English 100 focuses on composition for academic purposes and develops a student’s ability to write clearly and effectively. Students also learn the fundamentals of critical thinking, persuasive writing techniques (including rhetorical appeals and devices), scholarly research, and academic reading.
This course provides an overview of management. It covers theory, process and practice of the four fundamental management skills: Planning, Organizing, Leading and Controlling, as well as the role of managers in organizations.
This Human Resource Management course covers planning, recruitment, selection and placement; job analysis, job description and job evaluation; compensation and performance appraisal plans; employee benefit programs; training and education programs and employee rights, labour relations, personnel planning and evaluation.
This survey course is designed to introduce students to the areas of responsibility of managers of non-profit organizations and is intended to provide a broad overview of the management challenges of the non-profit sector. Topics include scope and function of the non-profit sector; an overview of financial management; human resources management; strategic planning; and marketing functions within the non-profit sector. Specific issues are emphasized, such as accountability, board selection, volunteer management and fundraising.
To gain an overview of the marketing process as it applies to marketing products and/or services in public, private and not-for-profit organizations. At the end of the course, the students should understand the four P's of marketing: Price, Place, Promotion and Product, and the interrelationships between marketing and overall business practices. This 45-hour course provides an introduction to other more advanced courses in the College of the Rockies Business program.
This course examines the organization and role of leisure, recreation and tourism services in Canada.
This course emphasizes leadership in Recreation and Leisure Services and involves an exploration of leadership and effective practice of theories and concepts. Students examine how Recreation and Leisure Services involve community individuals and groups in community organizations. The different leadership methods in organizations, public groups and service organizations are also examined.
This course introduces students to the program planning cycle and engages them in creating and implementing effective program plans from the initial needs assessment through to the evaluation of program and facilities.
This course explores the history and background of how society has dealt with diverse populations.

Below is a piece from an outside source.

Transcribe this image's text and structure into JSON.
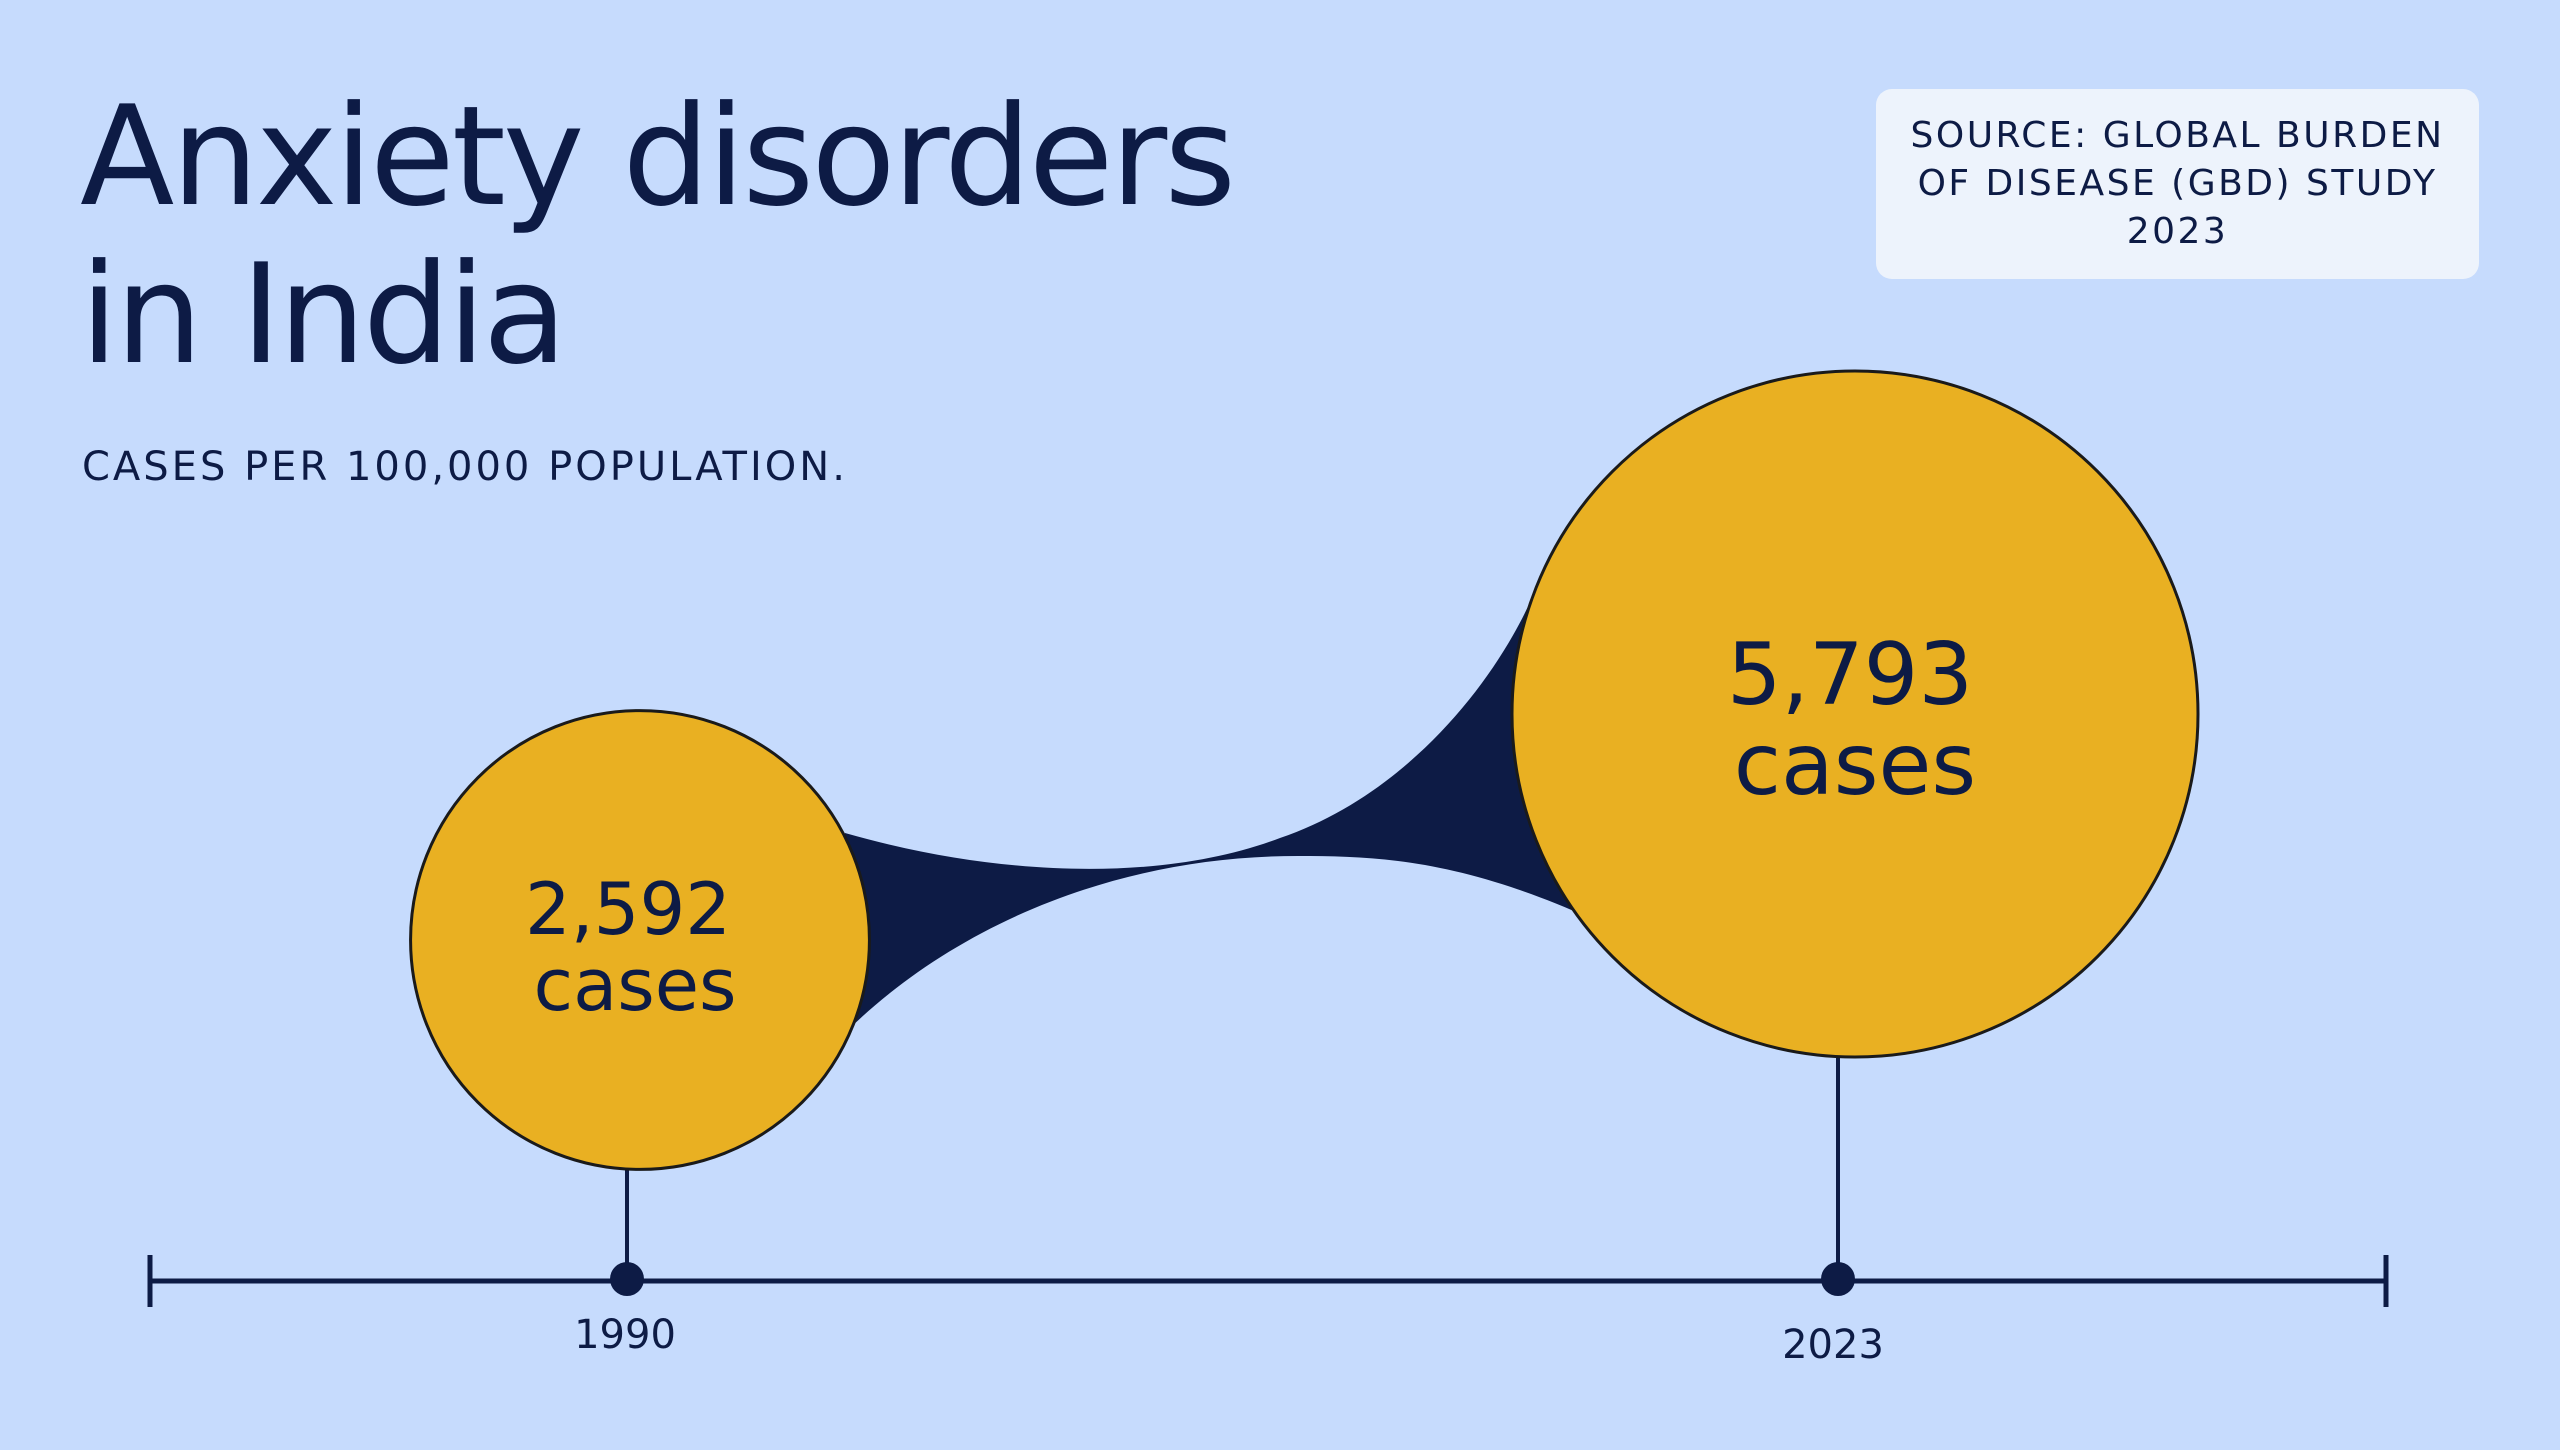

Students examine the ways in which recreation and physical activity are structured in diverse groups (i.e., those with physical and mental disabilities) and learn to recognize the needs of these groups and individuals.
This course examines the impact of design, programming and operation of recreation areas, facilities and services on users attitudes and behaviours.
This course explores and develops ideas and concepts utilizing a linear or cyclical planning model, and focuses on the details required when planning a special event. Emphasis is placed on the planning of events with research into selecting the right event, event themes, site selection, task and responsibility checklists, organizational committee structures, budgeting and finance, advertising and promotion and event administration.
The work experience provides workplace-based learning opportunities in an industry setting. This allows students to practice the principles and skills learned during classroom study and develop industry competencies. Internships provide the learner with a more direct access to industry employees and managers, building networks and establishing the foundations of one’s career.
This course is a continuation of RECR 150 with a special emphasis on assessing recreation needs, planning, implementing and evaluating programs. It builds upon the foundations of program development established in RECR 150. Students are introduced to needs assessment research methods and develop a research project from start to finish. Development of a questionnaire, administering a questionnaire, evaluation and interpretation of research data and writing a research report are explored.
This course examines methods of obtaining funding and community support through presentations, both oral and written. The focus is on obtaining grants, foundation funding and sponsorship, not on fundraising.
This course will familiarize students with concepts of risk management and legal liability as they apply to the business of tourism and recreation. The course introduces students to Canadian law and liability issues that may arise for tourism industry professionals and other businesses. Students will also learn about ways to minimize liability exposure.